First, let's cover MA with Skype for Business in both On-premises-only or Cloud-only topologies.
Important
Are you ready to set up Modern Authentication in Skype for Business Online? The steps to enable this feature are right here.
| Topology name |
Example |
Description |
Supported |
|---|---|---|---|
| Cloud only |
 Users homed/mailboxes located: Online |
MA is on for both EXO and SFBO. Therefore, the authorization server is Microsoft Entra ID. |
Multi-factor authentication (MFA), Client-certificate based authentication (CBA), Conditional Access (CA)/Mobile Application Management (MAM) with Intune. * |
| On-prem only |
 Users homed/mailboxes located: On-premises |
MA is on for SFB on-premises. Therefore, the authorization server is ADFS. For configuration details, please see this article. |
MFA (Windows Desktop only - mobile clients are not supported). No Exchange integration features. We do not recommend this approach. Please see here: https://aka.ms/ModernAuthOverview |
Important
It's recommended that the MA state be the same across Skype for Business and Exchange (and their online counterparts) to reduce the number of prompts.

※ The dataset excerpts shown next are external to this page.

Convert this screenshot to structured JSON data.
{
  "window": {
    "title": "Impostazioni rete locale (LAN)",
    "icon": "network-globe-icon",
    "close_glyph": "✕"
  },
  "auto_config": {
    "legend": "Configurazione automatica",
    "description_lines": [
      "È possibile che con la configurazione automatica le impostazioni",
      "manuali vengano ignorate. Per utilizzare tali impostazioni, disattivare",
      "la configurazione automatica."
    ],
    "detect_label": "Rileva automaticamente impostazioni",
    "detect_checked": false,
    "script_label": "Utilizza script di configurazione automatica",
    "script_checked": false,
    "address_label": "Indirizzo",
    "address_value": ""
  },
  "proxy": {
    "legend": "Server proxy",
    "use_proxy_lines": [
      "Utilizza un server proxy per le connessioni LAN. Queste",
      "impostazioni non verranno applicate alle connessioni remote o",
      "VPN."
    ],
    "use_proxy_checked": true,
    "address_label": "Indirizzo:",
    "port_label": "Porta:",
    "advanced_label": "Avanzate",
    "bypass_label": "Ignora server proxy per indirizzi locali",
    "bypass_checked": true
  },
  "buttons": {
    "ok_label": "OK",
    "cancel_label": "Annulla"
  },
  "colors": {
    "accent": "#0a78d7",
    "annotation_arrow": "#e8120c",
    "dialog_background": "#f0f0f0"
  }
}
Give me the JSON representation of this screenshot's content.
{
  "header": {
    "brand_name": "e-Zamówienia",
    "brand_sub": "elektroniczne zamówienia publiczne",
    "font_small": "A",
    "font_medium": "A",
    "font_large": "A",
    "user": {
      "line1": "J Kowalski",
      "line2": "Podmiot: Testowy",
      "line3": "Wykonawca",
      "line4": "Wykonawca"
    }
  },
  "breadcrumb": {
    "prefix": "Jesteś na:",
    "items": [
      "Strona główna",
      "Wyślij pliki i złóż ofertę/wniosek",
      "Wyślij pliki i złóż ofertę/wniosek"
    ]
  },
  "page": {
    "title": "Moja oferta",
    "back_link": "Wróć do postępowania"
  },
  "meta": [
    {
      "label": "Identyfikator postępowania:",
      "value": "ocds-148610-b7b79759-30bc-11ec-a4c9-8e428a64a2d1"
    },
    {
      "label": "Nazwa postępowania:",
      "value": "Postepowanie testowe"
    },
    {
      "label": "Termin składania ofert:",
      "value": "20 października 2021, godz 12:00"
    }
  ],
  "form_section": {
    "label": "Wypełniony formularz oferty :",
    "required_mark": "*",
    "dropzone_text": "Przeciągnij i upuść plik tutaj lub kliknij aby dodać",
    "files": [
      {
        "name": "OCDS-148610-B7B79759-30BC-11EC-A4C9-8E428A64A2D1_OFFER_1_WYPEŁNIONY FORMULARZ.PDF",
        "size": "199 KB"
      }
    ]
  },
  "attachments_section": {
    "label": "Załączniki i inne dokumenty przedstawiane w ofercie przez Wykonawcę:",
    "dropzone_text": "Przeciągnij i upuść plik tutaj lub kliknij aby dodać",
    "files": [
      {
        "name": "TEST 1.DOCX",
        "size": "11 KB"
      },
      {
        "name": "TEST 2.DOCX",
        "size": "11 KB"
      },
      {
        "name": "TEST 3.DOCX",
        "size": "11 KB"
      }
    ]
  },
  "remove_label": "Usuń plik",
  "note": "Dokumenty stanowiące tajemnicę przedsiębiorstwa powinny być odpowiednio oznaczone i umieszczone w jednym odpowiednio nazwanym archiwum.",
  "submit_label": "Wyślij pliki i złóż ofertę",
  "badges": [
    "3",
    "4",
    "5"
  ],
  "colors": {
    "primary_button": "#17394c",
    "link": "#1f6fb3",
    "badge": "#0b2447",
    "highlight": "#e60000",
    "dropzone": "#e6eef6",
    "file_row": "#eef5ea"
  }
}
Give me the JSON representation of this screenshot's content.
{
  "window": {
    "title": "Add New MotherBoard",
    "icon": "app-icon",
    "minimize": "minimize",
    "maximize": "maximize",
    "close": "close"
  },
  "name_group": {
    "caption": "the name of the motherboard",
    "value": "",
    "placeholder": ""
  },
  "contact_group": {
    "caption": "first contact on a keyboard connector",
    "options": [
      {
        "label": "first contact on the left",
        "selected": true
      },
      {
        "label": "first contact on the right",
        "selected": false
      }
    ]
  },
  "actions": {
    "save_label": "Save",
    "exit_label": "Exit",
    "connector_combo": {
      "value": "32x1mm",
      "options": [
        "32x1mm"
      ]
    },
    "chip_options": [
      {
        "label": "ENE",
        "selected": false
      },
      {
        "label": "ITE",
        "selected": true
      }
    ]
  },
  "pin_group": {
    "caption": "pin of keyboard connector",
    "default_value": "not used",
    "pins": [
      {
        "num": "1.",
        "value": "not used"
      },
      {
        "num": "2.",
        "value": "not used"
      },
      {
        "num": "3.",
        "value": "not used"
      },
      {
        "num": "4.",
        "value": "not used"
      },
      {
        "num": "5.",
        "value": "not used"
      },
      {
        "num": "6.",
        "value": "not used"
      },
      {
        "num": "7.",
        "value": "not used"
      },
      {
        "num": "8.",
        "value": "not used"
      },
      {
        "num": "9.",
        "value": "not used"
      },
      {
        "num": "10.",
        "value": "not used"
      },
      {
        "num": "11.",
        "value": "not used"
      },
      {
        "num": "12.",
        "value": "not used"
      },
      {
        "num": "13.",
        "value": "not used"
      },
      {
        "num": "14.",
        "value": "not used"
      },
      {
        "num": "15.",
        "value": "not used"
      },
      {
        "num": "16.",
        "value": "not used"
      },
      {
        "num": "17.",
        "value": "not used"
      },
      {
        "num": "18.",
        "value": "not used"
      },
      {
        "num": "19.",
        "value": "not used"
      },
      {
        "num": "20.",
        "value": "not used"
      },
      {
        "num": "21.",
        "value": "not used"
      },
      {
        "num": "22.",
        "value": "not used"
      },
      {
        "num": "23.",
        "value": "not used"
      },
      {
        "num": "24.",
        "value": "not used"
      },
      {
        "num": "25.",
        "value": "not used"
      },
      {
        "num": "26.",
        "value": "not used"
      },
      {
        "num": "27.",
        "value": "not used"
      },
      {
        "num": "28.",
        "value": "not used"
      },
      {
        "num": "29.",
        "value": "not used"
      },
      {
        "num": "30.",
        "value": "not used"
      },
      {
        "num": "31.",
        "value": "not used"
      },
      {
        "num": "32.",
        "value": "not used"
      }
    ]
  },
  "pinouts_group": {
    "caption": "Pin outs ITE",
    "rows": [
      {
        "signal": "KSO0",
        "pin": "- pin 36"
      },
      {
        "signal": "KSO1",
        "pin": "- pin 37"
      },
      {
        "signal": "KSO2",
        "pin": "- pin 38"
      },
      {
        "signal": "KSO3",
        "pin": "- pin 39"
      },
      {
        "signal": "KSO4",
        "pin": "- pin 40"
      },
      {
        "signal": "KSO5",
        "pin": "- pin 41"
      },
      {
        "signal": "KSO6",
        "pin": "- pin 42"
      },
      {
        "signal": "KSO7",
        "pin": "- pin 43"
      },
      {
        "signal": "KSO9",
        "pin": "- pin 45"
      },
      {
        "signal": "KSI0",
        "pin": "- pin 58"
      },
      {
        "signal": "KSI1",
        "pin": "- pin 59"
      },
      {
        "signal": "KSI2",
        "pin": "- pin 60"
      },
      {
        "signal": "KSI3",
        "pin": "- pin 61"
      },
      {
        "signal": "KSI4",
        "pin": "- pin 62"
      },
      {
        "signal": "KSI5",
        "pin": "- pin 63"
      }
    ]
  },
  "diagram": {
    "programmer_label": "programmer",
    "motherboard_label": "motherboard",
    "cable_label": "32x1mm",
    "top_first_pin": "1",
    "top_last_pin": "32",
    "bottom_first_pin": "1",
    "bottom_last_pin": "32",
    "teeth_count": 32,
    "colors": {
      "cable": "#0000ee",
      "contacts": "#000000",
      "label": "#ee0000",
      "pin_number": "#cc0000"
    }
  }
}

Mixed topologies involve combinations of SFB split-domain hybrids. These are the Mixed topologies currently supported:
| Topology name |
Example |
Description |
Supported |
|---|---|---|---|
| Mixed 1 |
 Users homed/mailboxes located: EXO and SFB |
MA is not enabled for SFB; no SFB MA features available in this topology. |
No MA features for SFB. |
| Mixed 2 |
 Users homed/mailboxes located: EXCH and SFBO |
MA is on for SFBO only. The authorization server is Microsoft Entra ID for users homed in SFBO, but AD for EXCH on-premises. |
MFA, CBA, CA/MAM with Intune.* |
| Mixed 3 |
 Users homed/mailboxes located: EXO + SFB, or EXCH + SFB |
No SFB MA features available in this topology |
No MA features for SFB. |
| Mixed 4 |
 Users homed/mailboxes located: EXCH +SFBO or EXCH + SFB |
MA is on for SFBO, therefore the authorization server is Microsoft Entra ID for users homed in SFBO. On-prem users in SFB and EXO use AD. |
MFA, CBA, CA/MAM with Intune for online users only.* |
| Mixed 5 |
 Users homed/mailboxes located: EXO + SFBO, EXO + SFB, EXCH + SFBO, or EXCH + SFB |
MA is on in both EXO and SFBO, therefore the authorization server is Microsoft Entra ID for users homed in SFBO; on-prem users in EXCH and SFB use AD. |
MFA, CBA, CA/MAM with Intune for online users only.* |
| Mixed 6 |
 Users homed/mailboxes located: EXO + SFBO, EXO + SFB, EXCH + SFBO, or EXCH + SFB |
MA is on everywhere, therefore the authorization server is Microsoft Entra ID for all users. (online and on-premises) Please see https://aka.ms/ModernAuthOverview for deployment steps. |
MFA, CBA and CA/MAM (via Intune) for all users. |
* - MFA includes Windows Desktop, MAC, iOS, Android devices, and Windows Phones; CBA includes Windows Desktop, iOS and Android devices; CA/MAM with Intune, includes Android and iOS devices.
Important
It's very important to note that users may see multiple prompts in some cases, notably where the MA state is not the same across all the server resources that clients may need and request, as is the case with all versions of the Mixed topologies.
Important
Also note that in some cases (Mixed 1, 3, and 5 specifically) an AllowADALForNonLyncIndependentOfLync registry key must be set for proper configuration for Windows Desktop Clients.